The Quinta Las Guaycas was the city’s first modern construction, designed by Spanish-Venezuelan architect Manuel Mujica Millán. It was completed in 1932 and Millán himself lived there for some time. Today, it’s abandoned — except for squatters — with chipped paint all over the filthy facade and bricks exposed. The windows are boarded up and vegetation has taken over the front garden, along with a trashed hot-dog cart.
A few blocks away stands the neo-Basque Toki Eder building, built in the 1940s, with a facade enlivened by curvilinear reliefs and ornaments such as a scrollworks and shells. It was a landmark building in a neighborhood that was once Caracas’s fanciest spot. Now, it is decaying and sealed up.
The imposing, seafront Hotel Miramar once was a confection that mixed Art Nouveau, Caribbean vernacular and Art Deco styles. Everything has been destroyed except the basic structure — pillars and walls. Inside are only mounds of rubble that once were ceilings. There’s almost nothing left from the domes that were once its signature features. But the skeleton is so massive, and its structural bones so beautiful that it retains an elemental grandeur.
Not all of Caracas’s architectural heritage is in shambles. Some government-controlled colonial buildings in the city center as old as the 17th century are open for visits. So is the privately owned modernist Villa Planchart, designed by Gio Ponti, the Italian architect also responsible for the second incarnation of the Denver Art Museum. The Tamanaco, a pyramid-styled hotel that opened in the 1950s, remains in good shape and still receives guests.
Modern architecture in Venezuela flowered between the 1950s and the 1970s thanks to a combination of factors: the oil boom and migration from Europe.
“Many families that came were educated people from Italy, Spain and Portugal,” said Miguel Miguel Garcia, a Caracas curator, researcher and art critic.
Investment in modern architecture dropped after repeated economic crises in the 1980s. The rise of the socialist movement known as Chavismo in the following decade had a mixed impact: Under President Hugo Chavez, officials and experts carried out the first and only inventory of Venezuela’s cultural patrimony. That meant new preservation rules that restricted renovations — and angered owners.
But the laws are vague and enforcement is less strict for real estate owned by government supporters, according to Melin Neva, an architect and member of the organization Paisaje Ciudad Ciudadania, which promotes Caracas’s urban heritage. Authorities have never financially supported preservation efforts, she added.

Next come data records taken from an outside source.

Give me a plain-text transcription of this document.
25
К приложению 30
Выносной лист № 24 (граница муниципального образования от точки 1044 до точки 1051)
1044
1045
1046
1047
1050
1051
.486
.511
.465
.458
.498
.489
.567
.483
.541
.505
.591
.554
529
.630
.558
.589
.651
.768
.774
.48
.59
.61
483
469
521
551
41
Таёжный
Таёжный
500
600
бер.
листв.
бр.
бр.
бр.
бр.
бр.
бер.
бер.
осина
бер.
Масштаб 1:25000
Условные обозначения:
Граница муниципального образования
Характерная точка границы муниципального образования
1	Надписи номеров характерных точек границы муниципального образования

While socialist rulers have conserved at least the facades of some older buildings, they have neglected modernism, which they associate with foreign values, said Neva.

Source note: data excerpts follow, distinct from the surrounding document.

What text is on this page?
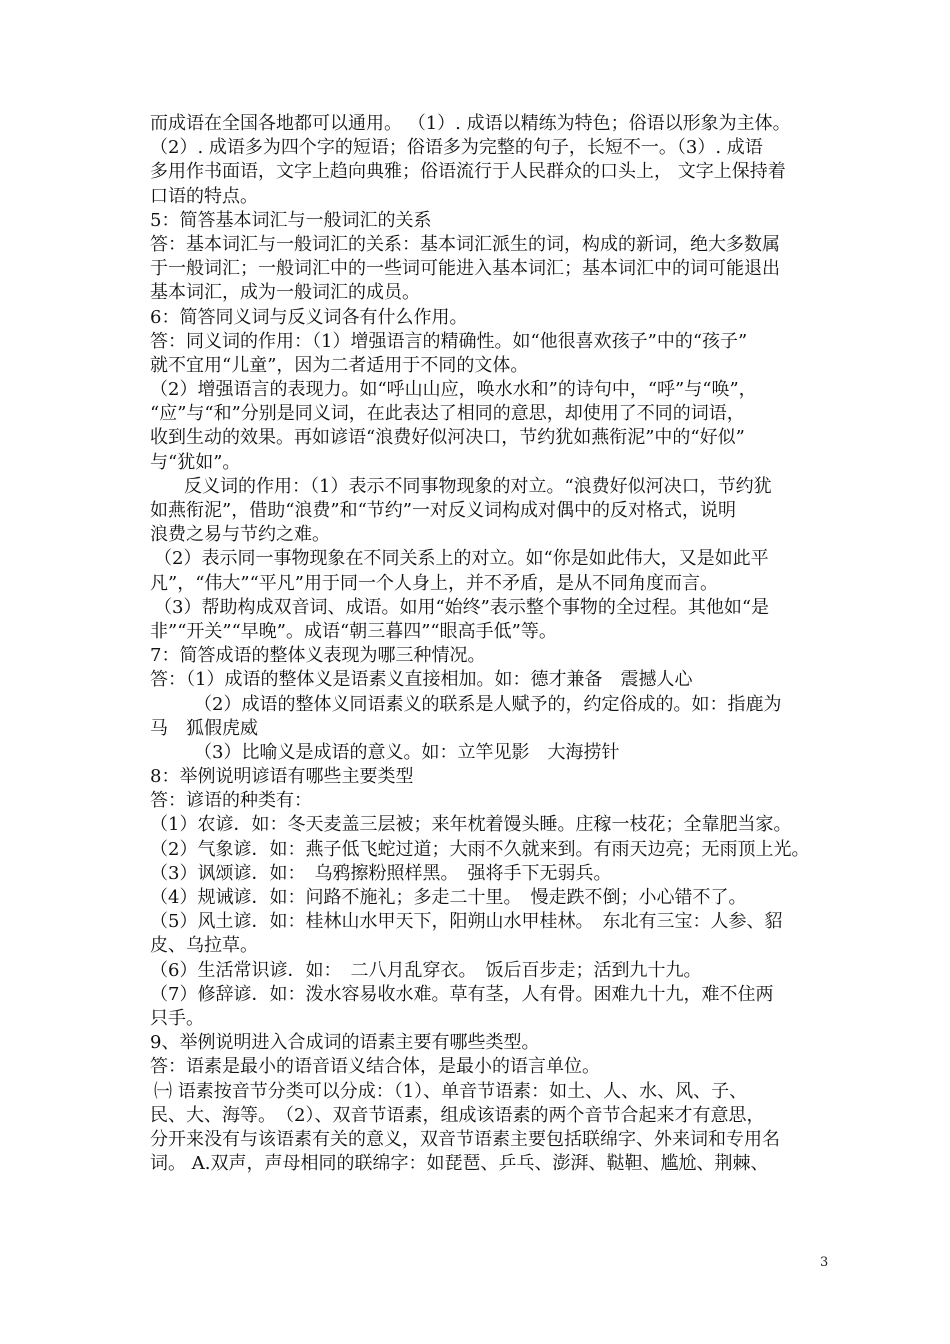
而成语在全国各地都可以通用。 （1）. 成语以精练为特色；俗语以形象为主体。
（2）. 成语多为四个字的短语；俗语多为完整的句子，长短不一。（3）. 成语
多用作书面语，文字上趋向典雅；俗语流行于人民群众的口头上， 文字上保持着
口语的特点。
5：简答基本词汇与一般词汇的关系
答：基本词汇与一般词汇的关系：基本词汇派生的词，构成的新词，绝大多数属
于一般词汇；一般词汇中的一些词可能进入基本词汇；基本词汇中的词可能退出
基本词汇，成为一般词汇的成员。
6：简答同义词与反义词各有什么作用。
答：同义词的作用：（1）增强语言的精确性。如“他很喜欢孩子”中的“孩子”
就不宜用“儿童”，因为二者适用于不同的文体。
（2）增强语言的表现力。如“呼山山应，唤水水和”的诗句中，“呼”与“唤”，
“应”与“和”分别是同义词，在此表达了相同的意思，却使用了不同的词语，
收到生动的效果。再如谚语“浪费好似河决口，节约犹如燕衔泥”中的“好似”
与“犹如”。
反义词的作用：（1）表示不同事物现象的对立。“浪费好似河决口，节约犹
如燕衔泥”，借助“浪费”和“节约”一对反义词构成对偶中的反对格式，说明
浪费之易与节约之难。
（2）表示同一事物现象在不同关系上的对立。如“你是如此伟大，又是如此平
凡”，“伟大”“平凡”用于同一个人身上，并不矛盾，是从不同角度而言。
（3）帮助构成双音词、成语。如用“始终”表示整个事物的全过程。其他如“是
非”“开关”“早晚”。成语“朝三暮四”“眼高手低”等。
7：简答成语的整体义表现为哪三种情况。
答：（1）成语的整体义是语素义直接相加。如：德才兼备　震撼人心
（2）成语的整体义同语素义的联系是人赋予的，约定俗成的。如：指鹿为
马　狐假虎威
（3）比喻义是成语的意义。如：立竿见影　大海捞针
8：举例说明谚语有哪些主要类型
答：谚语的种类有：
（1）农谚．如：冬天麦盖三层被；来年枕着馒头睡。庄稼一枝花；全靠肥当家。
（2）气象谚．如：燕子低飞蛇过道；大雨不久就来到。有雨天边亮；无雨顶上光。
（3）讽颂谚．如：　乌鸦擦粉照样黑。　强将手下无弱兵。
（4）规诫谚．如：问路不施礼；多走二十里。　慢走跌不倒；小心错不了。
（5）风土谚．如：桂林山水甲天下，阳朔山水甲桂林。　东北有三宝：人参、貂
皮、乌拉草。
（6）生活常识谚．如：　二八月乱穿衣。　饭后百步走；活到九十九。
（7）修辞谚．如：泼水容易收水难。草有茎，人有骨。困难九十九，难不住两
只手。
9、举例说明进入合成词的语素主要有哪些类型。
答：语素是最小的语音语义结合体，是最小的语言单位。
㈠ 语素按音节分类可以分成：（1）、单音节语素：如土、人、水、风、子、
民、大、海等。　（2）、双音节语素，组成该语素的两个音节合起来才有意思，
分开来没有与该语素有关的意义，双音节语素主要包括联绵字、外来词和专用名
词。 A.双声，声母相同的联绵字：如琵琶、乒乓、澎湃、鞑靼、尴尬、荆棘、
3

The Ministry of Culture and the Cultural Heritage Institute didn’t respond to requests for comment.
After Chavez’s death in 2013, the economy started crumbling as a result of declining oil prices and years of mismanagement and corruption. Starvation, hyperinflation and crime had pushed 4.3 million outside the country by August. Caracas is full of empty properties.
“Society is so absorbed by problems that nobody pays attention to preservation,” said Neva, adding that it’s a mistake to consider heritage less important than food and medicine. “Devastated societies can overcome dark periods, thanks to the awareness of their heritage’s value. Heritage is the moral reserve that allows the resumption of development.”